Сэппуку — не просто самый болезненный вид самоубийства (солнечное сплетение — клубок нервов). Его символический смысл в том, что это акт предельной искренности — раскрытие всему миру своих сокровенных желаний и намерений. Примерно то же, чем для христиан была предсмертная исповедь — но на порядок эффектнее и обнаженнее.
Я давил на кинжал чуть сильнее, чем в прежние ночи, посвященные БДСМ- играм. Глубокие ровные царапины кровоточили, на миллиметр не достигая слоя мышц. Ужас, настоящий ужас был на твоем лице, в твоих молящих глазах. Еще бы.
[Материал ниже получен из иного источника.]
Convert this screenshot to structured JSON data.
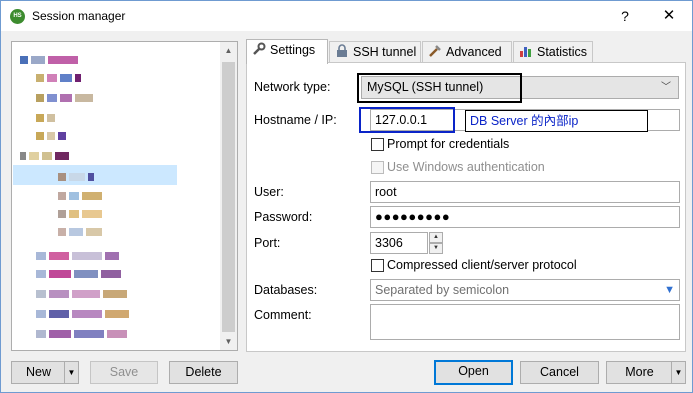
{
  "window": {
    "title": "Session manager",
    "app_icon_text": "HS",
    "help_symbol": "?",
    "close_symbol": "✕"
  },
  "tabs": [
    {
      "label": "Settings",
      "icon": "wrench-icon",
      "active": true
    },
    {
      "label": "SSH tunnel",
      "icon": "lock-icon",
      "active": false
    },
    {
      "label": "Advanced",
      "icon": "tools-icon",
      "active": false
    },
    {
      "label": "Statistics",
      "icon": "bar-chart-icon",
      "active": false
    }
  ],
  "settings": {
    "network_type_label": "Network type:",
    "network_type_value": "MySQL (SSH tunnel)",
    "hostname_label": "Hostname / IP:",
    "hostname_value": "127.0.0.1",
    "hostname_annotation": "DB Server 的內部ip",
    "prompt_credentials_label": "Prompt for credentials",
    "windows_auth_label": "Use Windows authentication",
    "user_label": "User:",
    "user_value": "root",
    "password_label": "Password:",
    "password_value": "●●●●●●●●●",
    "port_label": "Port:",
    "port_value": "3306",
    "compressed_label": "Compressed client/server protocol",
    "databases_label": "Databases:",
    "databases_placeholder": "Separated by semicolon",
    "comment_label": "Comment:"
  },
  "buttons": {
    "new": "New",
    "save": "Save",
    "delete": "Delete",
    "open": "Open",
    "cancel": "Cancel",
    "more": "More"
  },
  "colors": {
    "accent": "#0078d7",
    "selection": "#cce8ff",
    "annotation_blue": "#0a24c8"
  }
}
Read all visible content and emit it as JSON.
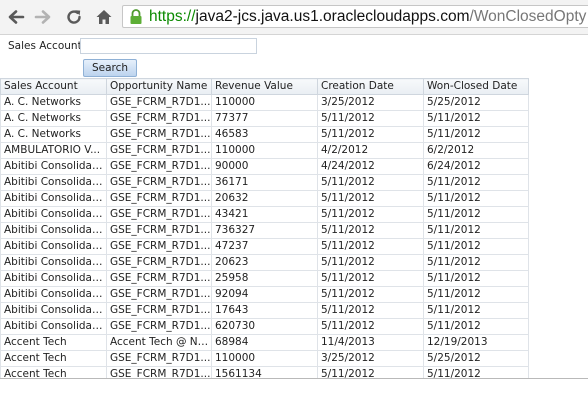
{
  "browser": {
    "url_scheme": "https://",
    "url_host": "java2-jcs.java.us1.oraclecloudapps.com",
    "url_path": "/WonClosedOpty"
  },
  "search": {
    "label": "Sales Account",
    "value": "",
    "button_label": "Search"
  },
  "table": {
    "columns": [
      "Sales Account",
      "Opportunity Name",
      "Revenue Value",
      "Creation Date",
      "Won-Closed Date"
    ],
    "rows": [
      [
        "A. C. Networks",
        "GSE_FCRM_R7D1...",
        "110000",
        "3/25/2012",
        "5/25/2012"
      ],
      [
        "A. C. Networks",
        "GSE_FCRM_R7D1...",
        "77377",
        "5/11/2012",
        "5/11/2012"
      ],
      [
        "A. C. Networks",
        "GSE_FCRM_R7D1...",
        "46583",
        "5/11/2012",
        "5/11/2012"
      ],
      [
        "AMBULATORIO V...",
        "GSE_FCRM_R7D1...",
        "110000",
        "4/2/2012",
        "6/2/2012"
      ],
      [
        "Abitibi Consolidate...",
        "GSE_FCRM_R7D1...",
        "90000",
        "4/24/2012",
        "6/24/2012"
      ],
      [
        "Abitibi Consolidate...",
        "GSE_FCRM_R7D1...",
        "36171",
        "5/11/2012",
        "5/11/2012"
      ],
      [
        "Abitibi Consolidate...",
        "GSE_FCRM_R7D1...",
        "20632",
        "5/11/2012",
        "5/11/2012"
      ],
      [
        "Abitibi Consolidate...",
        "GSE_FCRM_R7D1...",
        "43421",
        "5/11/2012",
        "5/11/2012"
      ],
      [
        "Abitibi Consolidate...",
        "GSE_FCRM_R7D1...",
        "736327",
        "5/11/2012",
        "5/11/2012"
      ],
      [
        "Abitibi Consolidate...",
        "GSE_FCRM_R7D1...",
        "47237",
        "5/11/2012",
        "5/11/2012"
      ],
      [
        "Abitibi Consolidate...",
        "GSE_FCRM_R7D1...",
        "20623",
        "5/11/2012",
        "5/11/2012"
      ],
      [
        "Abitibi Consolidate...",
        "GSE_FCRM_R7D1...",
        "25958",
        "5/11/2012",
        "5/11/2012"
      ],
      [
        "Abitibi Consolidate...",
        "GSE_FCRM_R7D1...",
        "92094",
        "5/11/2012",
        "5/11/2012"
      ],
      [
        "Abitibi Consolidate...",
        "GSE_FCRM_R7D1...",
        "17643",
        "5/11/2012",
        "5/11/2012"
      ],
      [
        "Abitibi Consolidate...",
        "GSE_FCRM_R7D1...",
        "620730",
        "5/11/2012",
        "5/11/2012"
      ],
      [
        "Accent Tech",
        "Accent Tech @ Ne...",
        "68984",
        "11/4/2013",
        "12/19/2013"
      ],
      [
        "Accent Tech",
        "GSE_FCRM_R7D1...",
        "110000",
        "3/25/2012",
        "5/25/2012"
      ],
      [
        "Accent Tech",
        "GSE_FCRM_R7D1...",
        "1561134",
        "5/11/2012",
        "5/11/2012"
      ]
    ]
  }
}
Ведь за час-полтора до изысканного японского ритуала мы говорили о том, что ты — моя Муза. ('Обещаю тебе, что буду вдохновлять и подбрасывать творческие идеи и с того света. Поэтому не отговаривай меня, будь добр'. - 'Ты и сам не заметил, сколь тонкую вещь сейчас сказал. Бестелесная Муза вдохновляет несравненно сильнее, чем та, что во плоти'. - 'Я рад своей скромной персоной способствовать продуцированию шедевров'. - 'Совсем как у Эгдара По, помнишь? Все безумно любимые им женщины отчего-то умирали молодыми, давая ему повод для изумительных рассказов…')
Но как же ты был мне благодарен, потом, за этот свой ужас.
За то, что я подвел тебя за руку вплотную к твоей возлюбленной, к твоей вожделенной бледненькой девочке-Смерти, позволил заглянуть в ее круглые детские немигающие глаза.
И все это ты променял на тщедушную плоть, на узенькие новорожденные мозги, на крохотный душевный мирок.
Как там у гения? 'Как живется вам с стотысячной, вам, познавшему Лилит…'
Но это не ревность, нет.
Ревности ты от меня не дождешься.
Потому что ты мой. Глупо ревновать гончару слепленный им кувшин ко всем тем, кто восхищается изяществом его линий.
Ты мой.
Не только потому, что я выбрал тебя из всех, искал и ждал долгие годы. Я тебя сделал.
Ты моя Галатея, мой хрупкий самовлюбленный мальчик. Ты говоришь моими словами, моими интонациями, читаешь моих любимых поэтов. Твои стихи — слабое подобие, бледный отсвет моих. И даже выражение капризных губ и наклон головы на фотографиях, которыми ты заполонил свой 'живой журнал', - мои. Ты так же обматываешь тонкий шарф вокруг шеи, предпочитаешь черное, красное и серебряное, и пальцы твои, как и мои, кажется, вот-вот сломаются с сухим хрустом под грузом перстней.
Ты бредишь Древним Египтом, Японией и Серебряным веком.
Любишь Жана Жене и Бодлера.
Ты моя тень — объемная и раскрашенная.
Тень, знай свое место! — повелеваю я тебе, беззвучно и яростно, согласно рецепту из детской сказки.
Место тени — у ног Хозяина. Но ты не желаешь знать свое место, не торопишься падать к моим ступням, послушно замерев и ловя каждое мое движение.
Это я — у твоих ног.
У ног собственной тени.
В мире чувств, видишь ли, нет никакой иерархии. Гений может полюбить ничтожество, титан — смертельно привязаться к пигмею. К слепленной из горсти праха и капли спермы человекоподобной кукле с длинными волосами, нежными шрамами, тонкой кожей. Но много ли радости в подобном открытии?
Это страшно, мой маленький друг.
Прежде мою смуглую кожу украшали только татуировки. Да кусочек бирюзы, вживленный в кожу над левой бровью. Юной голубой бирюзы — в тон глазам. Шрамы? Они казались столь же не эстетичными, что и прыщи.
То было до встречи с тобой. Мальчик, перенявший от меня столь многое, пропитавшийся моими мыслями, интонациями, пристрастиями, превратившийся в мою блеклую копию, в непослушную тень — и сам одарил меня кое-чем. Научил кромсать собственную шкуру от нестерпимой душевной боли.
Два дня назад я переусердствовал с левым предплечьем: лезвие вошло слишком глубоко и задело связки. Теперь плохо слушаются два пальца — средний и безымянный. Груз сигареты им еще под силу, но не более. Они потеряли чувствительность: огромный серебряный перстень с изображением моего тотема — бога-волка Упуата, сделанный на заказ, одеваемый сразу на два пальца и закрывающий целиком фалангу — больше не холодит и не греет.
Сей безрассудный акт я совершил в забытьи.
Проснулся посреди ночи от резкой, как удушье, тоски — производной очередного сна все с тем же героем. Схватился за прохладное лезвие — как за соломинку, как за шприц с морфием… Снова пришел в себя — слизывающим теплые торопливые струи, стекающие на живот, на колени, расцвечивающие простыни пятнами Роршаха.